2. The new set up of the practice courts has made the Australian Open bigger and better
I’ve already talked a bit about the practice courts in past articles but it is one of my favourite things so I’ll mention it again.
The only downside has been when players haven’t shown up or perhaps their practice session has been moved to somewhere else.
It’s also quite hard to see the courts from the viewing deck unless you’re in the front row. I’m not sure if it can be done but it would help if some stable steps (secured to the ground so there’s no risk of toppling over) could be added so that people in the second and third rows could also see. This would also stop people from attempting to stand on wobbly chairs, which in turn would make the job of the security people easier.
3. Rod Laver Arena will always be scheduled for an Australian audience
Bernard Tomic, ranked No.43, played all his matches on Rod Laver Arena. The first Tuesday night session was Tomic followed by Jarka Gajdosova. I understand why it’s scheduled this way but I always know there are other matches I would have preferred to watch when I at the US Open Centre Court where US players were regularly scheduled.
4. Empty seats in Hisense Arena could be made available to Ground Pass holders
Hisense Arena is fully ticketed but often the back blocks of seats are empty and depending who is playing a lot more seats become empty later in the day. For Court 3 at Wimbledon, some seats are ticketed and some can be accessed by Ground Pass holders.
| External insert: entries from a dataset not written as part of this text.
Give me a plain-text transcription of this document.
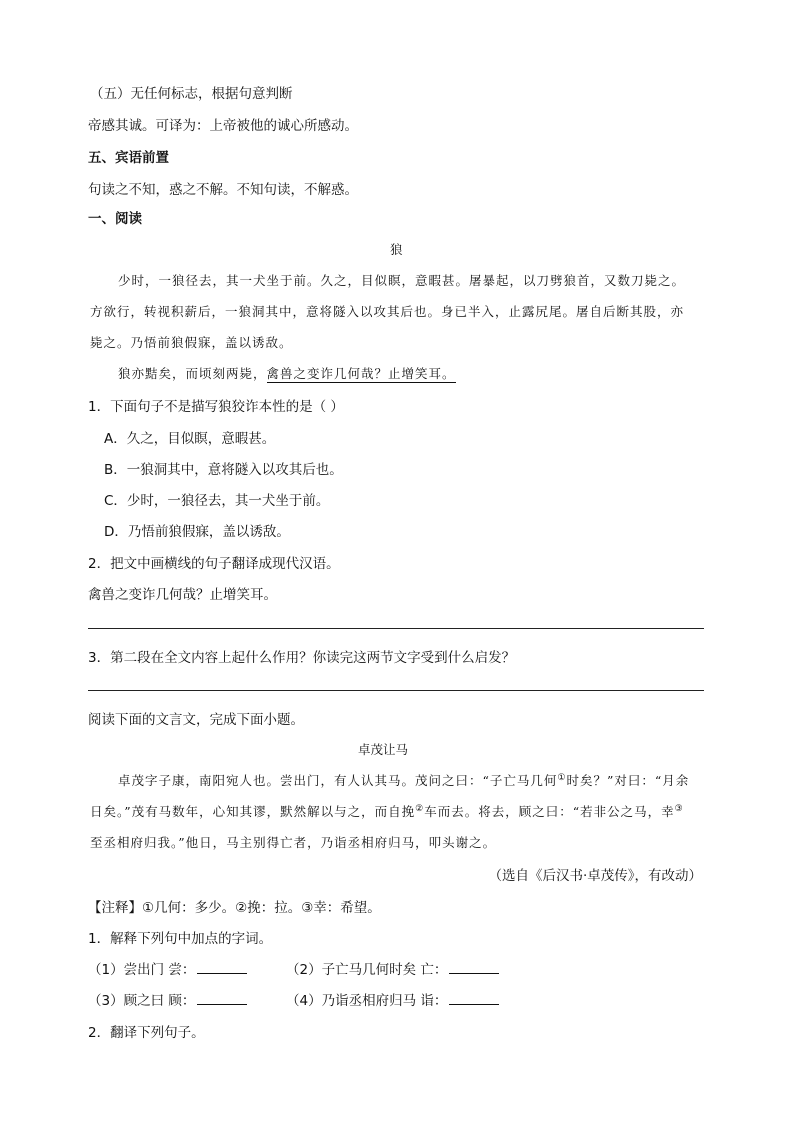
（五）无任何标志，根据句意判断
帝感其诚。可译为：上帝被他的诚心所感动。
五、宾语前置
句读之不知，惑之不解。不知句读，不解惑。
一、阅读
狼
少时，一狼径去，其一犬坐于前。久之，目似瞑，意暇甚。屠暴起，以刀劈狼首，又数刀毙之。
方欲行，转视积薪后，一狼洞其中，意将隧入以攻其后也。身已半入，止露尻尾。屠自后断其股，亦
毙之。乃悟前狼假寐，盖以诱敌。
狼亦黠矣，而顷刻两毙，禽兽之变诈几何哉？止增笑耳。
1．下面句子不是描写狼狡诈本性的是（ ）
A．久之，目似瞑，意暇甚。
B．一狼洞其中，意将隧入以攻其后也。
C．少时，一狼径去，其一犬坐于前。
D．乃悟前狼假寐，盖以诱敌。
2．把文中画横线的句子翻译成现代汉语。
禽兽之变诈几何哉？止增笑耳。
3．第二段在全文内容上起什么作用？你读完这两节文字受到什么启发？
阅读下面的文言文，完成下面小题。
卓茂让马
卓茂字子康，南阳宛人也。尝出门，有人认其马。茂问之曰：“子亡马几何①时矣？”对曰：“月余
日矣。”茂有马数年，心知其谬，默然解以与之，而自挽②车而去。将去，顾之曰：“若非公之马，幸③
至丞相府归我。”他日，马主别得亡者，乃诣丞相府归马，叩头谢之。
（选自《后汉书·卓茂传》，有改动）
【注释】①几何：多少。②挽：拉。③幸：希望。
1．解释下列句中加点的字词。
（1）尝出门 尝：	（2）子亡马几何时矣 亡：
（3）顾之曰 顾：	（4）乃诣丞相府归马 诣：
2．翻译下列句子。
An arrangement like this at Hisense Arena would add value to Ground Passes as well as encouraging bigger crowds and better atmosphere.
5. The Rod Laver Arena crowd control is good but there are still too many people walking around during play
All the ushers who I interacted with in Rod Laver Arena were friendly and helpful while still taking their job seriously, closing access to the arena once the umpire called time. However I still saw too many random people leaving their seats during play, often at critical times, Roger Federer’s match points for example.
6. There is an opportunity to share tips for good spectator etiquette
Again, the spectator etiquette that I’ve observed this AO, while not perfect, has been pretty good. The ushers explain to tennis newbies how the change of ends system works, and there are signs telling people to switch off their mobile phones. But if you’ve never been to a tennis match before there is no where to learn spectator etiquette (not that I’ve seen anyway, I’ll have to have another look through the program). A few points put on the big screen prior to each match would be helpful. Or perhaps a funny video illustrating the key points (if you live in Aus, something like they do at the cinema to remind people to turn their mobile phones off).
7. Bigger crowds mean more personal planning is needed
This year the Australian Open has achieved bigger crowds than ever before. For me, who is used to going to Margaret Court Arena or Showcourt 2 later in the night once the matches have been in progress for a while and getting a seat pretty quickly, I’ve now learned that if I want to see a match, get there before it starts!
8. Even in Australia, people will queue if there is a queue without necessarily knowing why
There are loads of activities on Grand Slam Oval. Most of them are described in the program so you can have a look at which companies are doing what and decide what to queue up for. But if you didn’t have a program, none of the tents have a description of what’s going inside, so you either need to ask the person at the door or queue up and hope that it’s good once you get there.
9. Australian Open Membership is growing fast
I didn’t spend too much time in the Member areas this AO, but when I did it feels like the Membership is growing and more people are taking advantage of the Member areas and other benefits. This is a credit to AO marketing and the value that a membership provides.
I also think that the coffees are too small, and that the 200mm maximum limit for a camera lens could be increased. I don’t see that a media photographer with a big lens taking photos from a courtside position would ever be threatened by fan photos taken with a 250mm or even 300 mm lens.
What else have you noticed as a fan at the 2013 Australian Open?